In the meantime, church leaders throughout the country were virtually unanimous in their condemnation of the moral attitudes they saw in the transcripts of White House meetings. Many critics harped on evangelist Billy Graham for not denouncing President Nixon. Graham said he deplored the moral tone of the papers but, as Nixon’s friend, had “no intention of forsaking him now.”


Religion In Transit

Under pressure, Union Seminary president J. Brooke Mosley, 58, announced his resignation, effective no later than November, 1975. Mosley, former Episcopal bishop of Delaware, has served the New York school since 1970. He instituted a number of board-directed changes that resulted in unrest among faculty members and students.

Guerrillas in northeastern Ethiopia took over an American oil company helicopter, landed near the American Evangelical Church hospital in Ghinda, and kidnapped a pregnant missionary nurse, Mrs. Deborah Dortzbach, 24, of Freehold, New Jersey.

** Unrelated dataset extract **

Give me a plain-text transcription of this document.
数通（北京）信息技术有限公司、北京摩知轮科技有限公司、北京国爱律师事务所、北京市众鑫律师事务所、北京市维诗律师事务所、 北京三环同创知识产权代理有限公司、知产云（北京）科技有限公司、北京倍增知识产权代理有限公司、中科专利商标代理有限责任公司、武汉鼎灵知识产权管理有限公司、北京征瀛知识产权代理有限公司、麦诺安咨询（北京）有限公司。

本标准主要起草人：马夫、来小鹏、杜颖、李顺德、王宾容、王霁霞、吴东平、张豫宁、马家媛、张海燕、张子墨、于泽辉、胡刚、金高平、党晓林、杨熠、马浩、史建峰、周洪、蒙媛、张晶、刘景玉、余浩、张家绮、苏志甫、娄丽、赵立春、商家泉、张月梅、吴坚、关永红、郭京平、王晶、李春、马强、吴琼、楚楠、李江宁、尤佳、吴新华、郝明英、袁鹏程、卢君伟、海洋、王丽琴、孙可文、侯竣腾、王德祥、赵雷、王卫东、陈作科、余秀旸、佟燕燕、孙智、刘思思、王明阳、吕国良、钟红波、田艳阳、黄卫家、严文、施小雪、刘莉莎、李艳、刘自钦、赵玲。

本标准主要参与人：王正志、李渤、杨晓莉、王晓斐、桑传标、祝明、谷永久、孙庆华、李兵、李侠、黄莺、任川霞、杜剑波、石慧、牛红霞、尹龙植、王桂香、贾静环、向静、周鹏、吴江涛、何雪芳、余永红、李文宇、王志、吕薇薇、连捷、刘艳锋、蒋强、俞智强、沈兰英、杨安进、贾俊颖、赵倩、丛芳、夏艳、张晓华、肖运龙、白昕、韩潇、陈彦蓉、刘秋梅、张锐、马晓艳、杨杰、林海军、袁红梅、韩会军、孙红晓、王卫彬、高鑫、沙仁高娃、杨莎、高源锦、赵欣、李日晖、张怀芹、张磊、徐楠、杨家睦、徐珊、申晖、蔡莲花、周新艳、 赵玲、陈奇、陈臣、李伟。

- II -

A middle-aged Dutch nurse, Anna Strikwerda, was shot to death, apparently resisting capture. She was single. Orthodox Presbyterian mission officials who sponsor Mrs. Dortzbach theorize she was taken to provide medical assistance to the guerrillas.

Most of the 46,000 inhabitants of the island of Siau, Indonesia, have fled following destructive earthquakes and eruptions of a volcano. The majority of the people are affiliated with the Evangelical Christian Church in Sangihe Talaud, so named for two large islands nearby. Only a handful were killed, but some 1,500 houses, nine schools, eight churches, bridges, roads, and thousands of acres of farmland were wiped out.

Conservative faculty leader Robert D. Preus, 49, of Concordia Seminary, St. Louis, was elected president of Concordia Seminary, Springfield, Illinois. Meanwhile, Evangelical Lutherans in Mission (ELIM), the organization of liberal-moderate dissidents in the Lutheran Church-Missouri Synod, pledged $40,000 for support of Seminex graduates who fail to get official certification for pastoral placement. Seminex is the ELIM-backed school run by former teachers at Concordia, St. Louis.


GEORGE HENRY MORLING, 86, eminent Australian Baptist educator and evangelical leader; in New South Wales, Australia.

HAROLD C. SLADE, 71, controversial Toronto Baptist pastor and leader of several small separatist groups; in Toronto, of a heart attack.